Albania captain Lorik Cana has backed up the Albania FA's claim that players were assaulted by fans and stewards at the now-infamous Euro 2016 qualifier against Serbia which was abandoned amid violent scenes.

UEFA has charged both countries with a number of offences following the game, which saw a melee erupt on the pitch after a mini unmanned drone trailed a pro-Albania flag over the stadium.

Serbia have claimed the incident had been a "scenario of a terrorist action planned in advance", but the Albania FA hit back saying the team were targeted even before the game when stones were thrown at the bus, and its delegation and players were hit by a piece of concrete and other missiles during the warm-up.

The governing body also claimed that players were attacked by police and, while Cana admitted he had not seen that happen, he did claim to be attacked by stewards.

"I got hit twice on the pitch by a steward, some of my team-mates as well," he told BBC Radio Five Live.

"And after, when we were trying to reach the tunnel, that was I think the most dangerous part because they (fans) were throwing everything on us - stones, batteries and everything (was) very, very dangerous.

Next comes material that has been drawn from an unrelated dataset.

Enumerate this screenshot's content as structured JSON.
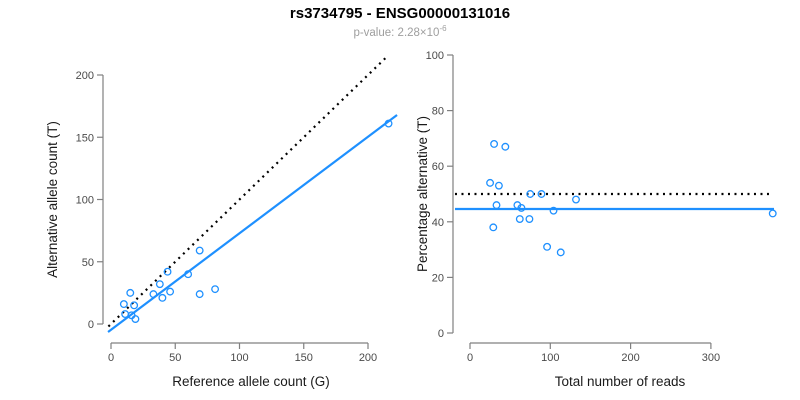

"Some of my team-mates were hurt on the face, on the back. Some of us were kicked by some fans coming in and in that moment, in that tunnel, it was a kind of chaos."

The melee began after a Serbian player hauled down the flag from the drone and English referee Martin Atkinson took the players off the pitch. Albania then refused to consider returning even if the stadium was cleared of fans.

Both countries are likely to be handed heavy fines and other sanctions, including possible points deductions, when UEFA's disciplinary body hears the case on 23 October.

Albania face forfeiting the match and Serbia playing future games behind closed doors but UEFA is not expected to expel the countries from the competition.

When asked if he would support Serbia's expulsion from the qualifiers, Cana replied: "That is not what we want," stressing that players should not be punished over the actions of pitch invaders who he labelled as "criminals".

UEFA president Michel Platini has described as "inexcusable" the incidents which followed the drone trailing a flag of a Greater Albania banner - which incorporates parts of various other countries including Kosovo - over the the Partizan Stadium pitch.

Neither country had requested they be kept apart in the draw, and nor did the other main criteria which also persuades UEFA to keep them separate - being involved in an armed conflict and not having diplomatic relations - apply.

Albanian supporters had been banned from entering the stadium by UEFA on safety grounds and the match was set against a backdrop of tight security.

The Serbian FA has claimed its team acted with restraint despite being provoked by the "offensive" flag and were then attacked when they tried to remove it from the field.

The region has long been rife with political angst and Cana is disappointed that politics took centre stage, citing football as a way of bringing people together.

"During the moment we were just doing our duty perfectly well," he said.

"Even before the game I was reading what (Serbia captain Branislav) Ivanovic was saying, he was absolutely amazing. We were trying to do exactly the same thing on my side.

"Everything was going well, we were just playing a football game. It's a way to approach and to make a union of peoples. We are neighbours so that's exactly the point and that's exactly how it started.

"We were just playing a normal game. We were playing football. I'm not blaming anyone.

"The thing is, when you know it's a game of this kind of tension, and when it's in kind of fear about something (that) can happen, you have to be well organised in any case.

"I can understand that the flag episode can maybe make them angry or something like that but i don't think that's reason enough to invade the pitch."